Last year, an estimated 320 000 people died of AIDS-related illnesses in South Africa.
Half-a-million people are estimated to be sick enough to need antiretroviral (ARV) drugs but slightly less than half this number is getting ARVs.
The impact of AIDS can be seen on the country's mortality figures, with a 79% increase in all deaths over the past seven years (1997 to 2004) and a 161% increase in people aged 20 to 49, according to Statistics SA. More people aged between 30 and 34 are dying than in any other age group (58 000 in 2004, in comparison to almost 19 000 seven years before).
"The antiretroviral rollout is not yet at a level where it has significantly altered HIV-related admissions and fatalities at hospitals,"says Professor Helen Schneider of Wits University's Centre for Health Policy.
In addition, say hospital doctors, people with HIV are only seeking help when they are already very sick and it is difficult to treat them.
"We are overwhelmed by medical patients. We used to admit between 10 and 15 medical patients on a daily basis. Now that number has gone up to 40 to 50 patients per day.
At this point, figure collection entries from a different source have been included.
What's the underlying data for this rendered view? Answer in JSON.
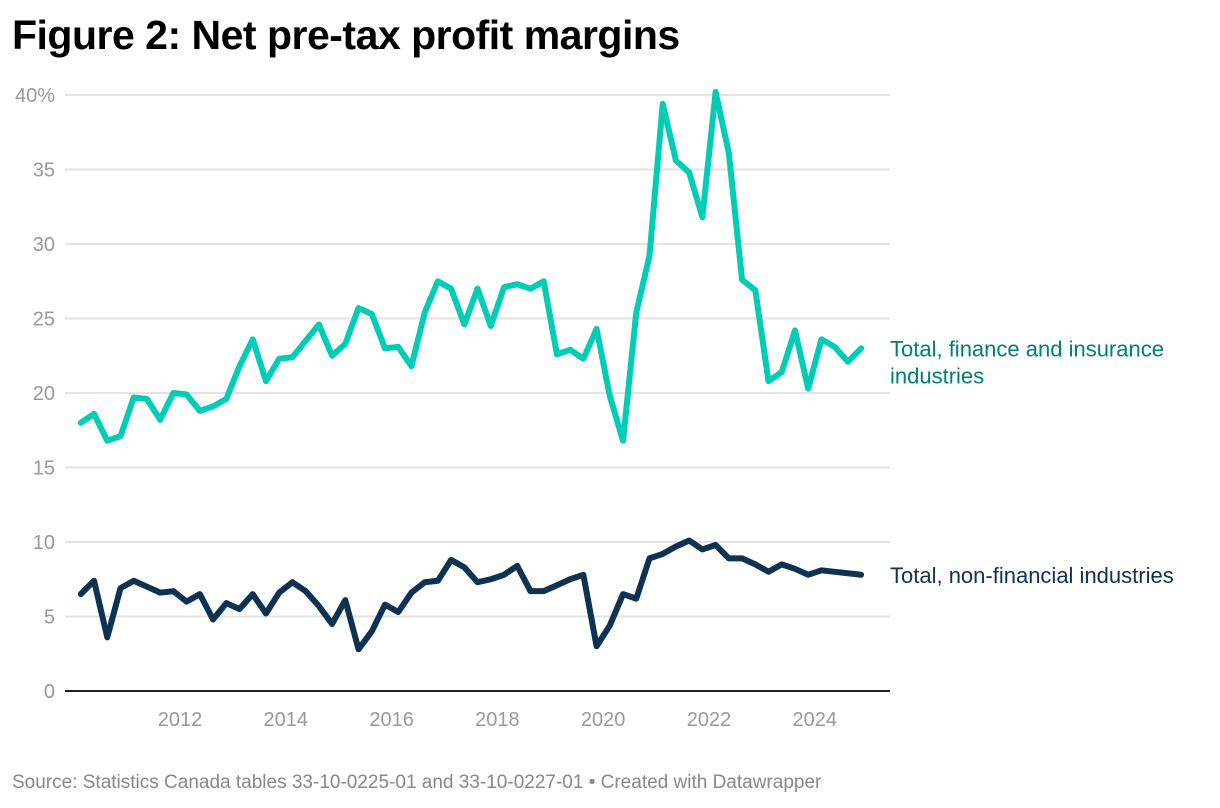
{
  "title": "Figure 2: Net pre-tax profit margins",
  "source": "Source: Statistics Canada tables 33-10-0225-01 and 33-10-0227-01 • Created with Datawrapper",
  "chart_data": {
    "type": "line",
    "title": "Figure 2: Net pre-tax profit margins",
    "xlabel": "",
    "ylabel": "",
    "ylim": [
      0,
      40
    ],
    "yticks": [
      0,
      5,
      10,
      15,
      20,
      25,
      30,
      35,
      40
    ],
    "ytick_labels": [
      "0",
      "5",
      "10",
      "15",
      "20",
      "25",
      "30",
      "35",
      "40%"
    ],
    "xticks": [
      "2012",
      "2014",
      "2016",
      "2018",
      "2020",
      "2022",
      "2024"
    ],
    "x_start": "2010 Q1",
    "x_end": "2024 Q4",
    "frequency": "quarterly",
    "grid": "horizontal",
    "legend": "direct labels at right",
    "series": [
      {
        "name": "Total, finance and insurance industries",
        "color": "#00cdb5",
        "label_color": "#00806f",
        "values": [
          18.0,
          18.6,
          16.8,
          17.1,
          19.7,
          19.6,
          18.2,
          20.0,
          19.9,
          18.8,
          19.1,
          19.6,
          21.8,
          23.6,
          20.8,
          22.3,
          22.4,
          23.5,
          24.6,
          22.5,
          23.3,
          25.7,
          25.3,
          23.0,
          23.1,
          21.8,
          25.4,
          27.5,
          27.0,
          24.6,
          27.0,
          24.5,
          27.1,
          27.3,
          27.0,
          27.5,
          22.6,
          22.9,
          22.3,
          24.3,
          19.8,
          16.8,
          25.4,
          29.2,
          39.4,
          35.6,
          34.8,
          31.8,
          40.2,
          36.1,
          27.6,
          26.9,
          20.8,
          21.4,
          24.2,
          20.3,
          23.6,
          23.1,
          22.1,
          23.0
        ]
      },
      {
        "name": "Total, non-financial industries",
        "color": "#0e3252",
        "label_color": "#0e3252",
        "values": [
          6.5,
          7.4,
          3.6,
          6.9,
          7.4,
          7.0,
          6.6,
          6.7,
          6.0,
          6.5,
          4.8,
          5.9,
          5.5,
          6.5,
          5.2,
          6.6,
          7.3,
          6.7,
          5.7,
          4.5,
          6.1,
          2.8,
          4.0,
          5.8,
          5.3,
          6.6,
          7.3,
          7.4,
          8.8,
          8.3,
          7.3,
          7.5,
          7.8,
          8.4,
          6.7,
          6.7,
          7.1,
          7.5,
          7.8,
          3.0,
          4.4,
          6.5,
          6.2,
          8.9,
          9.2,
          9.7,
          10.1,
          9.5,
          9.8,
          8.9,
          8.9,
          8.5,
          8.0,
          8.5,
          8.2,
          7.8,
          8.1,
          8.0,
          7.9,
          7.8
        ]
      }
    ]
  }
}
And most of these patients have HIV-related complications," says Dr George Abraham, acting senior clinical manager of Natalspruit Hospital.
The day before Health-e visited Natalspruit, seven people had died in the 734-bed hospital of AIDS-related illnesses.
Up to 60% of all patients in paediatric and adult medical wards countrywide have HIV-related conditions, according to researchers.
But hospitals in areas with high HIV rates are taking even more strain:
90% of children and 80% of adult medical patients at Stanger Hospital on KwaZulu-Natal's north coast are HIV positive, and 30% of male medical patients die.
Three-quarters of the male patients and 70% of female patients who died in the medical ward of Mseleni Hospital in far northern KZN over the past three months suffered from AIDS-related illnesses.
About three-quarters of the patients in the 135 medical beds at Durban's Addington Hospital have HIV-related illnesses.